So, I’m back from a more or less unplugged week. I say “more or less” because, unfortunately, Andrew’s BlackBerry worked in New Hampshire, which means I was able to give in to my email addiction. However, I checked only two times in seven days, which I consider pretty good. Bizarrely, we wound up using the BlackBerry to look up Scrabble words, which seems somehow ludicrous, almost blasphemous; but we couldn’t find a dictionary. Also, there was a degree of comfort in knowing we could make a call if we needed to, if an intruder were to somehow find us out there in the woods.
Ah yes, the nerves that come with being secluded. Andrew and I had only one night alone at the house before the rest of his family arrived, and having so many people around seemed like it would be excellent insurance against a galloping imagination. This was not the case.
Early in the week, we all spent some time rearranging the living room, replacing some furniture that had been moved and rehanging some pictures on the wall. A large, gilt-framed portrait of a stern, ancestral female relative (likely Andrew’s great-great-grandmother) went on top of a long bookshelf; she was flanked by two other, smaller portraits, both in oval frames. One afternoon, Andrew went inside the house and found his grandmother standing in the living room, holding one of the portraits; there was glass on the floor. “What happened?” Andrew asked. Nana said she’d simply walked past the portrait, and it’d fallen to the ground.
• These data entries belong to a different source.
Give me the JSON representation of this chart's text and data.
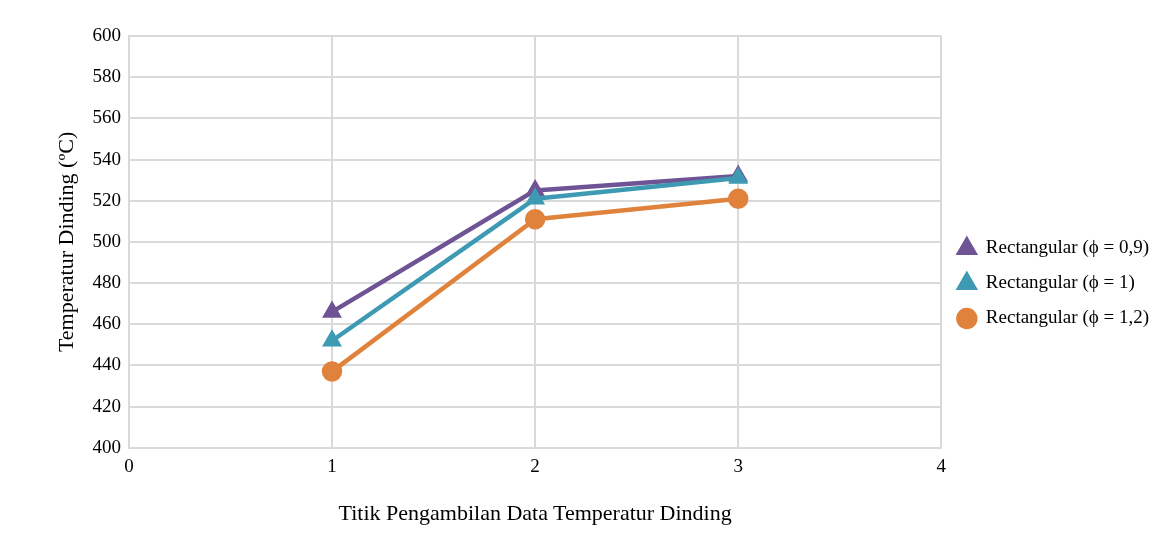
{
  "chart_data": {
    "type": "line",
    "xlabel": "Titik Pengambilan Data Temperatur Dinding",
    "ylabel": "Temperatur Dinding (ºC)",
    "x": [
      1,
      2,
      3
    ],
    "xlim": [
      0,
      4
    ],
    "xticks": [
      0,
      1,
      2,
      3,
      4
    ],
    "ylim": [
      400,
      600
    ],
    "yticks": [
      400,
      420,
      440,
      460,
      480,
      500,
      520,
      540,
      560,
      580,
      600
    ],
    "grid": true,
    "legend": "right",
    "series": [
      {
        "name": "Rectangular (ϕ = 0,9)",
        "color": "#6f5495",
        "marker": "triangle",
        "values": [
          466,
          525,
          532
        ]
      },
      {
        "name": "Rectangular (ϕ = 1)",
        "color": "#3d9ab2",
        "marker": "triangle",
        "values": [
          452,
          521,
          531
        ]
      },
      {
        "name": "Rectangular (ϕ = 1,2)",
        "color": "#e0823b",
        "marker": "circle",
        "values": [
          437,
          511,
          521
        ]
      }
    ]
  }
}
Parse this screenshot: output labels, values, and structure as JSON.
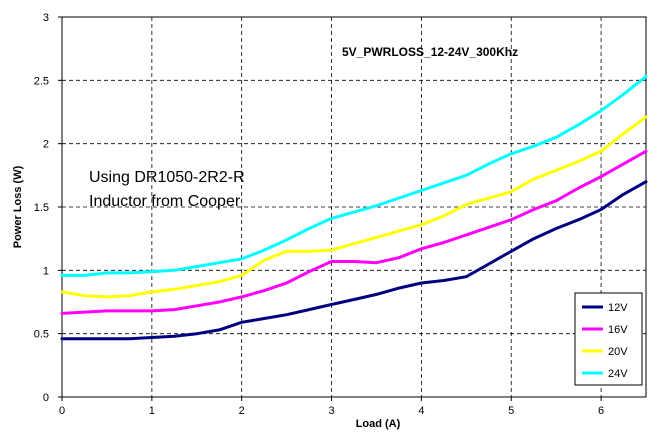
{
  "chart_data": {
    "type": "line",
    "title": "5V_PWRLOSS_12-24V_300Khz",
    "annotation": [
      "Using DR1050-2R2-R",
      "Inductor from Cooper"
    ],
    "xlabel": "Load (A)",
    "ylabel": "Power Loss (W)",
    "xlim": [
      0,
      6.5
    ],
    "ylim": [
      0,
      3
    ],
    "xticks": [
      0,
      1,
      2,
      3,
      4,
      5,
      6
    ],
    "yticks": [
      0,
      0.5,
      1,
      1.5,
      2,
      2.5,
      3
    ],
    "ytick_labels": [
      "0",
      "0.5",
      "1",
      "1.5",
      "2",
      "2.5",
      "3"
    ],
    "grid": true,
    "legend_position": "bottom-right",
    "series": [
      {
        "name": "12V",
        "color": "#000080",
        "x": [
          0,
          0.25,
          0.5,
          0.75,
          1.0,
          1.25,
          1.5,
          1.75,
          2.0,
          2.25,
          2.5,
          2.75,
          3.0,
          3.25,
          3.5,
          3.75,
          4.0,
          4.25,
          4.5,
          4.75,
          5.0,
          5.25,
          5.5,
          5.75,
          6.0,
          6.25,
          6.5
        ],
        "y": [
          0.46,
          0.46,
          0.46,
          0.46,
          0.47,
          0.48,
          0.5,
          0.53,
          0.59,
          0.62,
          0.65,
          0.69,
          0.73,
          0.77,
          0.81,
          0.86,
          0.9,
          0.92,
          0.95,
          1.05,
          1.15,
          1.25,
          1.33,
          1.4,
          1.48,
          1.6,
          1.7
        ]
      },
      {
        "name": "16V",
        "color": "#ff00ff",
        "x": [
          0,
          0.25,
          0.5,
          0.75,
          1.0,
          1.25,
          1.5,
          1.75,
          2.0,
          2.25,
          2.5,
          2.75,
          3.0,
          3.25,
          3.5,
          3.75,
          4.0,
          4.25,
          4.5,
          4.75,
          5.0,
          5.25,
          5.5,
          5.75,
          6.0,
          6.25,
          6.5
        ],
        "y": [
          0.66,
          0.67,
          0.68,
          0.68,
          0.68,
          0.69,
          0.72,
          0.75,
          0.79,
          0.84,
          0.9,
          0.99,
          1.07,
          1.07,
          1.06,
          1.1,
          1.17,
          1.22,
          1.28,
          1.34,
          1.4,
          1.48,
          1.55,
          1.65,
          1.74,
          1.84,
          1.94
        ]
      },
      {
        "name": "20V",
        "color": "#ffff00",
        "x": [
          0,
          0.25,
          0.5,
          0.75,
          1.0,
          1.25,
          1.5,
          1.75,
          2.0,
          2.25,
          2.5,
          2.75,
          3.0,
          3.25,
          3.5,
          3.75,
          4.0,
          4.25,
          4.5,
          4.75,
          5.0,
          5.25,
          5.5,
          5.75,
          6.0,
          6.25,
          6.5
        ],
        "y": [
          0.83,
          0.8,
          0.79,
          0.8,
          0.83,
          0.85,
          0.88,
          0.91,
          0.96,
          1.08,
          1.15,
          1.15,
          1.16,
          1.21,
          1.26,
          1.31,
          1.36,
          1.43,
          1.52,
          1.57,
          1.62,
          1.72,
          1.79,
          1.86,
          1.94,
          2.08,
          2.21
        ]
      },
      {
        "name": "24V",
        "color": "#00ffff",
        "x": [
          0,
          0.25,
          0.5,
          0.75,
          1.0,
          1.25,
          1.5,
          1.75,
          2.0,
          2.25,
          2.5,
          2.75,
          3.0,
          3.25,
          3.5,
          3.75,
          4.0,
          4.25,
          4.5,
          4.75,
          5.0,
          5.25,
          5.5,
          5.75,
          6.0,
          6.25,
          6.5
        ],
        "y": [
          0.96,
          0.96,
          0.98,
          0.98,
          0.99,
          1.0,
          1.03,
          1.06,
          1.09,
          1.16,
          1.24,
          1.33,
          1.41,
          1.46,
          1.51,
          1.57,
          1.63,
          1.69,
          1.75,
          1.84,
          1.92,
          1.98,
          2.05,
          2.15,
          2.26,
          2.39,
          2.53
        ]
      }
    ]
  }
}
Much later that night, as Andrew, his mother, and I played Scrabble, Andrew speculated that Nana had actually been trying to move the portrait, and had dropped it. At that point, I rose from the couch and went to get a drink from the kitchen. As I walked past the bookshelf, the other oval frame suddenly fell over with a crash. It seemed to almost leap towards me before it fell. I screamed. Andrew found it hilarious, but he, too, seemed a bit freaked out.
I had a few theories. The portrait that fell was of a man who had been a Civil War Colonel. Andrew and I had been looking at some very old pictures that day, including some of the Colonel, and I speculated that we had somehow stirred his ghost. Another possibility is that GrandMama (how everyone referred to that larger portrait) didn’t like sharing the shelf with two other portraits, and took matters into her own ghostly hands.
When a house dates back to the 1700s, anything is possible.